MOTIFS DE LA DECISION
Selon l'article 472 du code de procédure civile, lorsque le défendeur ne comparaît pas, il est néanmoins statué sur le fond, le juge ne fait droit à la demande que s'il l'estime régulière, recevable et bien fondée.
Sur la demande en paiement
Le présent litige est relatif à un crédit soumis aux dispositions antérieures à la loi n°2010-737 du 1er juillet 2010 de sorte qu'il sera fait application des articles du code de la consommation dans leur rédaction en vigueur avant le 1er mai 2011.
L’article L141-4 du code de la consommation permet au juge de relever d’office tous les moyens tirés de l’application des dispositions du code de la consommation, sous réserve de respecter le principe du contradictoire.
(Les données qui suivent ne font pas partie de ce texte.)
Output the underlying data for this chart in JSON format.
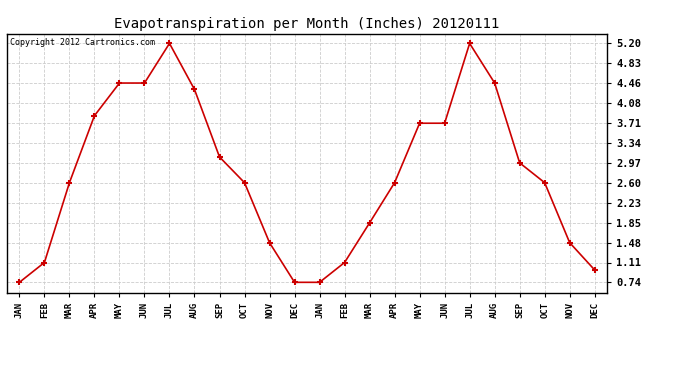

Il a été fait application de cette disposition par le juge à l'audience du 9 septembre 2024.
Il convient dès lors de vérifier l'absence de forclusion de la créance et l'absence de déchéance du droit aux intérêts conventionnels.
Sur la forclusion
L'article 125 du code de procédure civile dispose que les fins de non-recevoir doivent être relevées d'office lorsqu'elles ont un caractère d'ordre public, notamment lorsqu'elles résultent de l'inobservation des délais dans lesquels doivent être exercées les voies de recours ou de l'absence d'ouverture d'une voie de recours.